How a Senior Principal Engineer communicates at Amazon
Vague communication kills developer productivity. Master the 3-level framework and RFC 2119 to give precise instructions to both your team and your AI agents.
The difference between a junior developer and a senior leader often comes down to communication precision. Junior developers might know how to write code, but they often lack the organizational habits to scale their impact across a team.
This gap becomes obvious when we look at how different engineers interact with artificial intelligence. Treating an AI tool like a casual chat partner leads to a productivity loss. If you want to deliver your best work today, interacting with both humans and AI, you must know how to communicate to each of them.
We can break down communication into three distinct levels of authority. I learned about this framework from Luu Tran, a Senior Principal Engineer working on Alexa at Amazon. This mental framework will change how you interact with both your colleagues and your AI agents.
In this post, you’ll learn:
How to categorize your feedback using Luu’s proven framework.
How to apply human communication styles to machine instructions.
Techniques to stop your coding assistant from blindly agreeing with bad ideas.
The 3 levels of engineering communication
The weight of your comments matters in a technical environment.
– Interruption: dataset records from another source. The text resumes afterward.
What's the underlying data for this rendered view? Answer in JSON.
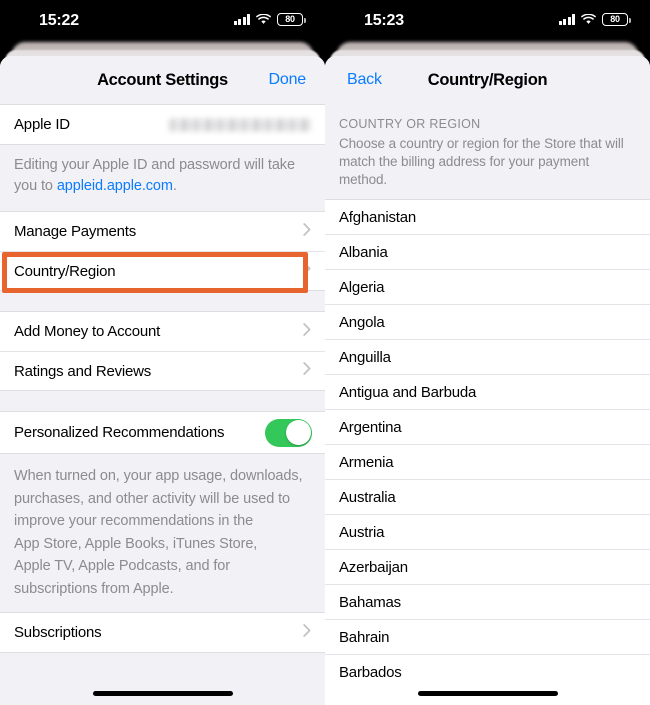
{
  "left": {
    "statusbar": {
      "time": "15:22",
      "battery_level": "80",
      "cellular_icon": "signal-bars-icon",
      "wifi_icon": "wifi-icon",
      "battery_icon": "battery-icon"
    },
    "nav": {
      "title": "Account Settings",
      "right_button": "Done"
    },
    "apple_id_row": {
      "label": "Apple ID",
      "value_redacted": ""
    },
    "apple_id_footnote": {
      "prefix": "Editing your Apple ID and password will take you to ",
      "link": "appleid.apple.com",
      "suffix": "."
    },
    "rows_group_2": [
      {
        "label": "Manage Payments",
        "accessory": "chevron-right-icon"
      },
      {
        "label": "Country/Region",
        "accessory": "chevron-right-icon",
        "highlighted": true
      }
    ],
    "rows_group_3": [
      {
        "label": "Add Money to Account",
        "accessory": "chevron-right-icon"
      },
      {
        "label": "Ratings and Reviews",
        "accessory": "chevron-right-icon"
      }
    ],
    "toggle_row": {
      "label": "Personalized Recommendations",
      "state": "on",
      "accessory": "toggle-switch"
    },
    "toggle_footnote": "When turned on, your app usage, downloads,\npurchases, and other activity will be used to\nimprove your recommendations in the\nApp Store, Apple Books, iTunes Store,\nApple TV, Apple Podcasts, and for\nsubscriptions from Apple.",
    "rows_group_4": [
      {
        "label": "Subscriptions",
        "accessory": "chevron-right-icon"
      }
    ]
  },
  "right": {
    "statusbar": {
      "time": "15:23",
      "battery_level": "80",
      "cellular_icon": "signal-bars-icon",
      "wifi_icon": "wifi-icon",
      "battery_icon": "battery-icon"
    },
    "nav": {
      "left_button": "Back",
      "title": "Country/Region"
    },
    "section": {
      "title": "COUNTRY OR REGION",
      "description": "Choose a country or region for the Store that will match the billing address for your payment method."
    },
    "countries": [
      "Afghanistan",
      "Albania",
      "Algeria",
      "Angola",
      "Anguilla",
      "Antigua and Barbuda",
      "Argentina",
      "Armenia",
      "Australia",
      "Austria",
      "Azerbaijan",
      "Bahamas",
      "Bahrain",
      "Barbados"
    ]
  },
  "colors": {
    "accent_blue": "#0a7cff",
    "toggle_green": "#34c759",
    "highlight_orange": "#e8642e",
    "group_background": "#f2f1f6",
    "row_background": "#ffffff",
    "secondary_text": "#8b8b90"
  }
}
When a Senior Principal Engineer speaks, most people will take those words very seriously. If it’s a junior engineer instead, people would assume their level of confidence is lower due to their limited experience. This creates a need for a system that helps teams distinguish between mandatory changes and casual thoughts.
Level 1: Authoritative
Luu Tran defines a clear framework starting with the authoritative veto. This is your level one input, which acts as a non-negotiable directive based on deep expertise.
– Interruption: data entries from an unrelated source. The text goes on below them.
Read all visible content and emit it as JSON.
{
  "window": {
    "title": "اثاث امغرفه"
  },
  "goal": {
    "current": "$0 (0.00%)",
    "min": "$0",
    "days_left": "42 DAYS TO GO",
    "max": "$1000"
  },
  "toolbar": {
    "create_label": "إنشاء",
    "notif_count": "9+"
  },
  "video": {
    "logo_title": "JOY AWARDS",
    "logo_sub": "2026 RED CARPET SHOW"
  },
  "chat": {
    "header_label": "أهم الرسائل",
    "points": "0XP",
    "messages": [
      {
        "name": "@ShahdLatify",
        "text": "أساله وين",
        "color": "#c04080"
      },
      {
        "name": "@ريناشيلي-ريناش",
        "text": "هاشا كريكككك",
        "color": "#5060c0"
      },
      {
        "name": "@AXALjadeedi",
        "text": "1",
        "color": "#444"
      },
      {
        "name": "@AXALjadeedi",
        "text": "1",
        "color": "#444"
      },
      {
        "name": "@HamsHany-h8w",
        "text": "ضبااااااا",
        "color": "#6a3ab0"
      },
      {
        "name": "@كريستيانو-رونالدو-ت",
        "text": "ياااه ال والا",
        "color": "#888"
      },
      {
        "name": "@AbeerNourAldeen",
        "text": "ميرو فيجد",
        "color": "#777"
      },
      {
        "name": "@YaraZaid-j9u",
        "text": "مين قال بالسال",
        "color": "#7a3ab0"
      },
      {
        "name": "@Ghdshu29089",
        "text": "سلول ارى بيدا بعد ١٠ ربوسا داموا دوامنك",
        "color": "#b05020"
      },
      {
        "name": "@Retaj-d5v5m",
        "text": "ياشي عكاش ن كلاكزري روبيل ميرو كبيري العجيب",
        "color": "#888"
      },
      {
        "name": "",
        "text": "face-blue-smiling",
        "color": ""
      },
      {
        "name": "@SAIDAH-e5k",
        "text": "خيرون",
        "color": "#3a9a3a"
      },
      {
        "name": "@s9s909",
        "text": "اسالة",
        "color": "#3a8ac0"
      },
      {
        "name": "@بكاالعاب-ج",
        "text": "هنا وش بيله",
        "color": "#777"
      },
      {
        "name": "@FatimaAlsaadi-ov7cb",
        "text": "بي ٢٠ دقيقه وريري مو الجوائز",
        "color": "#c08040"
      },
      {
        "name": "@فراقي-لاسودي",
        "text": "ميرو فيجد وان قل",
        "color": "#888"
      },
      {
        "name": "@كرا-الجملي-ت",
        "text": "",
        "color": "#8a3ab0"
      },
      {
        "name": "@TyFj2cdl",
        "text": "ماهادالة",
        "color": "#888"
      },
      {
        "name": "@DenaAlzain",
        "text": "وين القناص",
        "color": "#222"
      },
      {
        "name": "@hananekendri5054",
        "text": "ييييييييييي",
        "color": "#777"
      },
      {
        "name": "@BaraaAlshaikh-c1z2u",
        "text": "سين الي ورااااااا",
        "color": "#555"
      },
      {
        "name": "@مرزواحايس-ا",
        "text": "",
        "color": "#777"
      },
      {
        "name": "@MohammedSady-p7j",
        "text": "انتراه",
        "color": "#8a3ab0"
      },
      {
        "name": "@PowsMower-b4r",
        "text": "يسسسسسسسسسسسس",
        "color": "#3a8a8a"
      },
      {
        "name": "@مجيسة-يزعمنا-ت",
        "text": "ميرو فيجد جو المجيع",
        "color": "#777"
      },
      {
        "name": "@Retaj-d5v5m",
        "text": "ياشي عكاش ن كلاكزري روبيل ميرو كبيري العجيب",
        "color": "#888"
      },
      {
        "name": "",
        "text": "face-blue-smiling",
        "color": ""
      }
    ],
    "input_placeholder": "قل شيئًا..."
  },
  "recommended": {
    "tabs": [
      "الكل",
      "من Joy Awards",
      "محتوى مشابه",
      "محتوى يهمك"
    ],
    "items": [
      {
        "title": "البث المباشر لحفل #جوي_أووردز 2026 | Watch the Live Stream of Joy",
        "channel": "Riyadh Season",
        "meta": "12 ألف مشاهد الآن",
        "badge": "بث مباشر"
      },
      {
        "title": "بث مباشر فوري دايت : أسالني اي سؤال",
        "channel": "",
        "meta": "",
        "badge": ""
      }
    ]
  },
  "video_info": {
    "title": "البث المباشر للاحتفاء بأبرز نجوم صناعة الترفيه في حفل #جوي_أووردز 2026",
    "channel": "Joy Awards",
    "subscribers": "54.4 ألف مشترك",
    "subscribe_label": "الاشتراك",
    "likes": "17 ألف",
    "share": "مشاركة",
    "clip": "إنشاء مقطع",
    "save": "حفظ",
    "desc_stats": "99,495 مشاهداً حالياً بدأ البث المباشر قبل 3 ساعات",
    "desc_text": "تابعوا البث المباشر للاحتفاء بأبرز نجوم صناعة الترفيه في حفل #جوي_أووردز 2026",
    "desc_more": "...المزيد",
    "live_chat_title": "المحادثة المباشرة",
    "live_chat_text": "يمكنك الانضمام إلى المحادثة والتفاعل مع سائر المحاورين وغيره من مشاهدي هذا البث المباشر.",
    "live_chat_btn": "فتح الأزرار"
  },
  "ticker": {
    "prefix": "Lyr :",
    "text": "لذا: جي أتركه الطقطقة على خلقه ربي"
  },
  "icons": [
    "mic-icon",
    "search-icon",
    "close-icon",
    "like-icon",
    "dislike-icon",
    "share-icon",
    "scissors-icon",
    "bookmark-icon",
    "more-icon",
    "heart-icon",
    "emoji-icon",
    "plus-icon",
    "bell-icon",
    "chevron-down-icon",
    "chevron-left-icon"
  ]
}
You use this level when you know your feedback applies directly to the core architecture or strict security constraints of a project. It leaves no room for debate and requires immediate compliance.
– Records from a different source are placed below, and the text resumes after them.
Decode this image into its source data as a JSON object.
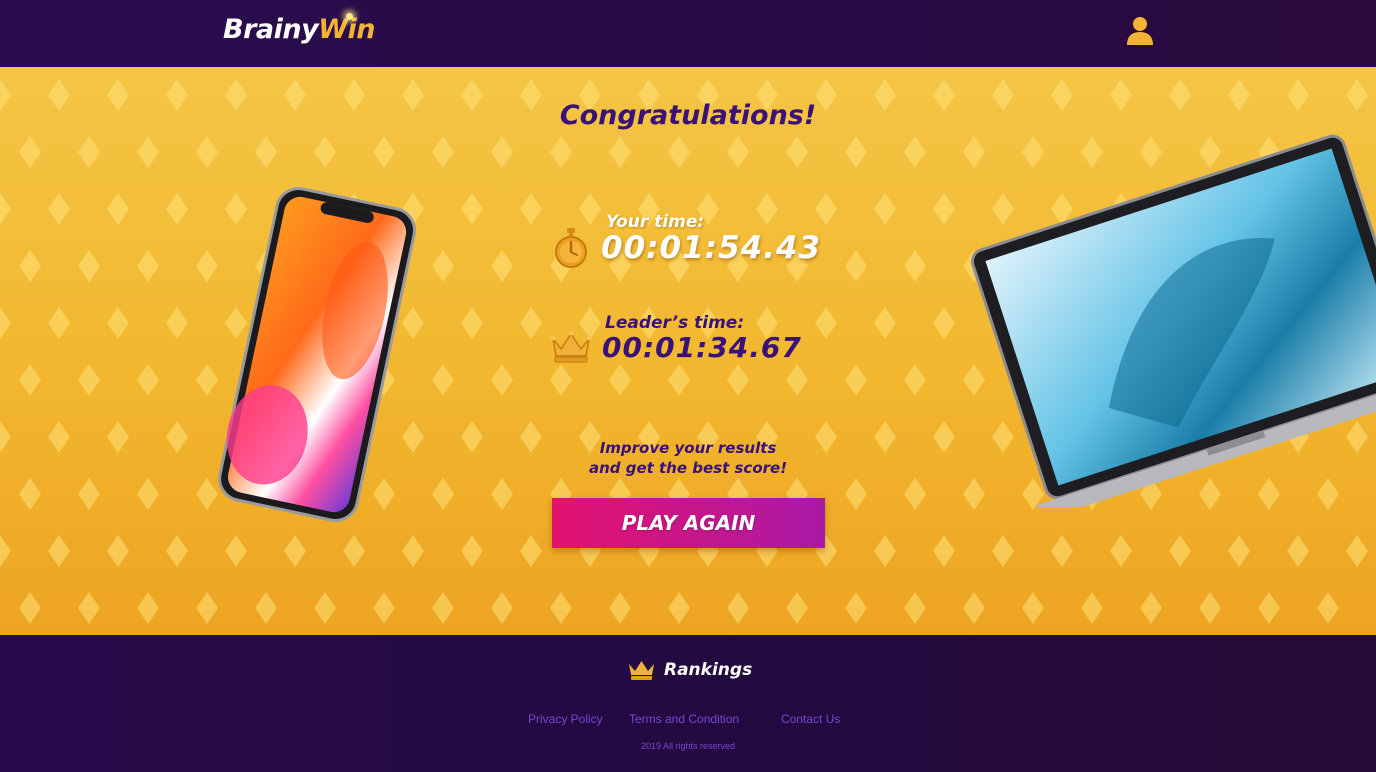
{
  "header": {
    "logo_part1": "Brainy",
    "logo_part2": "Win",
    "user_icon": "user-icon"
  },
  "main": {
    "title": "Congratulations!",
    "your_time_label": "Your time:",
    "your_time_value": "00:01:54.43",
    "leader_time_label": "Leader’s time:",
    "leader_time_value": "00:01:34.67",
    "improve_line1": "Improve your results",
    "improve_line2": "and get the best score!",
    "play_again_label": "PLAY AGAIN",
    "icons": [
      "stopwatch-icon",
      "crown-icon",
      "smartphone-image",
      "laptop-image"
    ]
  },
  "footer": {
    "rankings_label": "Rankings",
    "links": [
      "Privacy Policy",
      "Terms and Condition",
      "Contact Us"
    ],
    "copyright": "2019 All rights reserved"
  },
  "colors": {
    "header_bg": "#2a0d4f",
    "main_bg": "#f2b830",
    "title_purple": "#3a1178",
    "button_pink": "#e4126e",
    "button_purple": "#a919a6",
    "link_purple": "#7a45d6",
    "accent_gold": "#f3b436"
  }
}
If the person didn’t accept the feedback, you’d escalate to your management chain or their management chain, and you’d ask other peers to jump in. In essence, you’d move heaven and earth to make sure they don’t make the mistake you are foreseeing.
Level 2: Talking from experience
The second tier is the advisory experience. This level of input offers guidance without enforcing a strict path.
As an experienced engineer, you’ve worked on many projects with many people, and you can see parallels between present situations and your past work.
You cannot be completely sure what the exact impact will be on their specific project, or you know that multiple options are good, so you offer it as a suggestion rather than a mandate.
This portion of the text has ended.